Il Club Fruttero a Torino: oggi i dettagli sulla mostra dedicata al grande autore

Il Club Fruttero a Torino: oggi i dettagli sulla mostra dedicata al grande autore

Il mondo della cultura celebra il centenario di uno dei protagonisti più eclettici dell’editoria italiana. La città di Torino si prepara a ospitare un evento espositivo unico nel suo genere. Il Club Fruttero. La mostra non è una semplice biografia, ma l’analisi di un metodo di lavoro. La presentazione del progetto avviene oggi, giovedì 16 aprile, svelando un percorso ricco di documenti inediti.

L’esposizione sarà aperta al pubblico dal 23 aprile presso il Circolo dei lettori e delle lettrici. Questa iniziativa rientra in un progetto culturale diffuso ideato dalla Fondazione Arnoldo e Alberto Mondadori. Attraverso taccuini e manoscritti, il visitatore scopre come Carlo Fruttero leggeva, scriveva e sceglieva le sue storie.


Un percorso tra le carte dell’Archivio Fruttero

La mostra si basa su materiali originali provenienti dall’Archivio Fruttero e dalle collezioni delle eredi. Il percorso espositivo non vuole essere una guida passiva per il visitatore. Al contrario, ogni sala attiva una funzione specifica come leggere, scrivere o giocare. L’obiettivo è mostrare la costruzione pratica dei testi e il lavoro editoriale dietro le quinte.

Al centro dell’attenzione si trova il celebre lavoro a quattro mani con Franco Lucentini. Sono esposte le bozze annotate del dattiloscritto di A che punto è la notte. Accanto a esse, i taccuini preparatori testimoniano un processo creativo durato ben sette anni. Questa stratificazione del lavoro permette di comprendere la complessità della narrativa italiana del Novecento.

Traduzione e scelte editoriali controcorrente

Due sezioni specifiche della mostra esplorano il ruolo di Fruttero come curatore e traduttore. Dalla collana Presa diretta fino alla storica esperienza di Urania, emergono scelte spesso controcorrente. Pubblicare, per Fruttero, significava esporsi e mettere costantemente in discussione il già noto. La selezione dei testi non era una conferma, ma un esercizio pubblico di discussione.
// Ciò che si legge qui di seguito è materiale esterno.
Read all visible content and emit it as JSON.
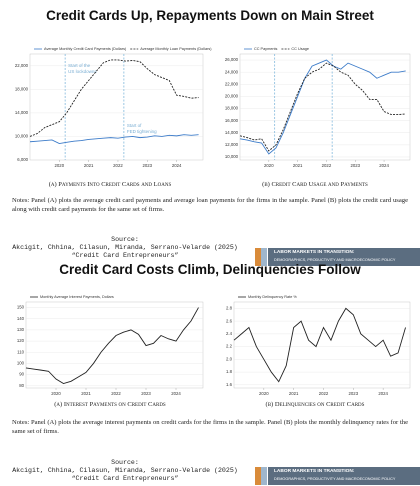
{
  "slides": [
    {
      "title": "Credit Cards Up, Repayments Down on Main Street",
      "captions": [
        "(a) Payments Into Credit Cards and Loans",
        "(b) Credit Card Usage and Payments"
      ],
      "notes": "Notes: Panel (A) plots the average credit card payments and average loan payments for the firms in the sample. Panel (B) plots the credit card usage along with credit card payments for the same set of firms.",
      "source": [
        "Source:",
        "Akcigit, Chhina, Cilasun, Miranda, Serrano-Velarde (2025)",
        "“Credit Card Entrepreneurs”"
      ],
      "banner": [
        "LABOR MARKETS IN TRANSITION:",
        "DEMOGRAPHICS, PRODUCTIVITY AND MACROECONOMIC POLICY"
      ]
    },
    {
      "title": "Credit Card Costs Climb, Delinquencies Follow",
      "captions": [
        "(a) Interest Payments on Credit Cards",
        "(b) Delinquencies on Credit Cards"
      ],
      "notes": "Notes: Panel (A) plots the average interest payments on credit cards for the firms in the sample. Panel (B) plots the monthly delinquency rates for the same set of firms.",
      "source": [
        "Source:",
        "Akcigit, Chhina, Cilasun, Miranda, Serrano-Velarde (2025)",
        "“Credit Card Entrepreneurs”"
      ],
      "banner": [
        "LABOR MARKETS IN TRANSITION:",
        "DEMOGRAPHICS, PRODUCTIVITY AND MACROECONOMIC POLICY"
      ]
    }
  ],
  "chart_data": [
    {
      "type": "line",
      "x": [
        2019,
        2019.25,
        2019.5,
        2019.75,
        2020,
        2020.25,
        2020.5,
        2020.75,
        2021,
        2021.25,
        2021.5,
        2021.75,
        2022,
        2022.25,
        2022.5,
        2022.75,
        2023,
        2023.25,
        2023.5,
        2023.75,
        2024,
        2024.25,
        2024.5,
        2024.75
      ],
      "series": [
        {
          "name": "Average Monthly Credit Card Payments (Dollars)",
          "color": "#3d7cc9",
          "style": "solid",
          "values": [
            9100,
            9200,
            9300,
            9400,
            8800,
            9000,
            9200,
            9300,
            9500,
            9600,
            9700,
            9800,
            9700,
            9900,
            10000,
            9800,
            9900,
            10100,
            10000,
            10200,
            10100,
            10300,
            10200,
            10300
          ]
        },
        {
          "name": "Average Monthly Loan Payments (Dollars)",
          "color": "#222222",
          "style": "dashed",
          "values": [
            10000,
            10500,
            11500,
            12000,
            12500,
            14000,
            16000,
            18000,
            19500,
            21000,
            22500,
            23000,
            23000,
            22800,
            22900,
            22700,
            21500,
            20500,
            20000,
            19500,
            17000,
            16800,
            16500,
            16600
          ]
        }
      ],
      "xlim": [
        2019,
        2024.9
      ],
      "xticks": [
        2020,
        2021,
        2022,
        2023,
        2024
      ],
      "ylim": [
        6000,
        24000
      ],
      "yticks": [
        {
          "value": 6000,
          "label": "6,000"
        },
        {
          "value": 10000,
          "label": "10,000"
        },
        {
          "value": 14000,
          "label": "14,000"
        },
        {
          "value": 18000,
          "label": "18,000"
        },
        {
          "value": 22000,
          "label": "22,000"
        }
      ],
      "vlines": [
        2020.2,
        2022.2
      ],
      "annotations": [
        "Start of the US lockdowns",
        "Start of FED tightening"
      ],
      "grid": true
    },
    {
      "type": "line",
      "x": [
        2019,
        2019.25,
        2019.5,
        2019.75,
        2020,
        2020.25,
        2020.5,
        2020.75,
        2021,
        2021.25,
        2021.5,
        2021.75,
        2022,
        2022.25,
        2022.5,
        2022.75,
        2023,
        2023.25,
        2023.5,
        2023.75,
        2024,
        2024.25,
        2024.5,
        2024.75
      ],
      "series": [
        {
          "name": "CC Payments",
          "color": "#3d7cc9",
          "style": "solid",
          "values": [
            13000,
            12800,
            12500,
            12300,
            10500,
            11500,
            14000,
            17000,
            20000,
            23000,
            25000,
            25500,
            26000,
            25000,
            24500,
            25500,
            25000,
            24500,
            24000,
            23000,
            23500,
            24000,
            24000,
            24200
          ]
        },
        {
          "name": "CC Usage",
          "color": "#222222",
          "style": "dashed",
          "values": [
            13500,
            13200,
            12800,
            13000,
            11000,
            12000,
            14500,
            17500,
            20500,
            23000,
            24000,
            24500,
            25500,
            25000,
            24000,
            23500,
            22000,
            21000,
            19500,
            19500,
            17500,
            17000,
            17000,
            17100
          ]
        }
      ],
      "xlim": [
        2019,
        2024.9
      ],
      "xticks": [
        2020,
        2021,
        2022,
        2023,
        2024
      ],
      "ylim": [
        9500,
        27000
      ],
      "yticks": [
        {
          "value": 10000,
          "label": "10,000"
        },
        {
          "value": 12000,
          "label": "12,000"
        },
        {
          "value": 14000,
          "label": "14,000"
        },
        {
          "value": 16000,
          "label": "16,000"
        },
        {
          "value": 18000,
          "label": "18,000"
        },
        {
          "value": 20000,
          "label": "20,000"
        },
        {
          "value": 22000,
          "label": "22,000"
        },
        {
          "value": 24000,
          "label": "24,000"
        },
        {
          "value": 26000,
          "label": "26,000"
        }
      ],
      "vlines": [
        2020.2,
        2022.2
      ],
      "grid": true
    },
    {
      "type": "line",
      "x": [
        2019,
        2019.25,
        2019.5,
        2019.75,
        2020,
        2020.25,
        2020.5,
        2020.75,
        2021,
        2021.25,
        2021.5,
        2021.75,
        2022,
        2022.25,
        2022.5,
        2022.75,
        2023,
        2023.25,
        2023.5,
        2023.75,
        2024,
        2024.25,
        2024.5,
        2024.75
      ],
      "series": [
        {
          "name": "Monthly Average Interest Payments, Dollars",
          "color": "#222222",
          "style": "solid",
          "values": [
            96,
            95,
            94,
            93,
            86,
            82,
            84,
            88,
            92,
            100,
            110,
            118,
            125,
            128,
            130,
            126,
            116,
            118,
            125,
            122,
            120,
            130,
            138,
            150
          ]
        }
      ],
      "xlim": [
        2019,
        2024.9
      ],
      "xticks": [
        2020,
        2021,
        2022,
        2023,
        2024
      ],
      "ylim": [
        78,
        155
      ],
      "yticks": [
        80,
        90,
        100,
        110,
        120,
        130,
        140,
        150
      ],
      "grid": true
    },
    {
      "type": "line",
      "x": [
        2019,
        2019.25,
        2019.5,
        2019.75,
        2020,
        2020.25,
        2020.5,
        2020.75,
        2021,
        2021.25,
        2021.5,
        2021.75,
        2022,
        2022.25,
        2022.5,
        2022.75,
        2023,
        2023.25,
        2023.5,
        2023.75,
        2024,
        2024.25,
        2024.5,
        2024.75
      ],
      "series": [
        {
          "name": "Monthly Delinquency Rate %",
          "color": "#222222",
          "style": "solid",
          "values": [
            2.3,
            2.4,
            2.5,
            2.2,
            2.0,
            1.8,
            1.65,
            1.9,
            2.5,
            2.6,
            2.3,
            2.2,
            2.5,
            2.3,
            2.6,
            2.8,
            2.7,
            2.4,
            2.3,
            2.2,
            2.3,
            2.05,
            2.1,
            2.5
          ]
        }
      ],
      "xlim": [
        2019,
        2024.9
      ],
      "xticks": [
        2020,
        2021,
        2022,
        2023,
        2024
      ],
      "ylim": [
        1.55,
        2.9
      ],
      "yticks": [
        1.6,
        1.8,
        {
          "value": 2,
          "label": "2.0"
        },
        2.2,
        2.4,
        2.6,
        2.8
      ],
      "grid": true
    }
  ]
}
Emergono anche documenti meno noti, come le lettere inviate da Samuel Beckett al suo traduttore italiano. Queste missive introducono il tema del lavoro invisibile della traduzione. Inoltre, una lettera di Carla Cerati rivela la forza d’attrazione dei libri di Fruttero. La fotografa racconta di aver rinunciato a una manifestazione politica per finire La donna della domenica.


Un’esperienza interattiva e partecipata

La mostra chiede al pubblico di intervenire in modo attivo e non come semplice consumatore. I visitatori potranno votare il proprio incipit preferito durante il percorso. Portando il voto allo stand della Fondazione Mondadori al Salone del Libro, si riceverà un omaggio. Si tratta di un Tratto Pen, lo strumento di scrittura preferito dall’autore torinese.

Il legame con la televisione viene analizzato nella sala dedicata a L’arte di non leggere. Qui si discute di libri come esercizio di selezione e non come mero elenco di titoli. Parlare di letteratura diventa così un atto pubblico di cittadinanza e di gusto. La mostra si chiude accostando scritti giovanili alle ultime fatiche letterarie del maestro.


Eventi speciali e maratone di lettura

Il programma del centenario include una serie di appuntamenti speciali ospitati al Circolo dei lettori. Il 23 aprile si terrà il vernissage con l’evento “A cena con Fruttero”. Sette tavoli ospiteranno sette voci diverse per raccontare altrettante opere iconiche. Interverranno, tra gli altri, Carlotta e Federica Fruttero insieme a Giuseppe Culicchia e Annalena Benini.

Il finissage della mostra è previsto per il 29 maggio con una maratona di lettura. L’evento, intitolato “Frullato Fruttero”, coinvolgerà il pubblico in un’esperienza collettiva di condivisione. Il centenario restituisce così il metodo di un uomo che ha vissuto tra i libri. Leggere per capire e scegliere per escludere restano le lezioni più importanti di Carlo Fruttero.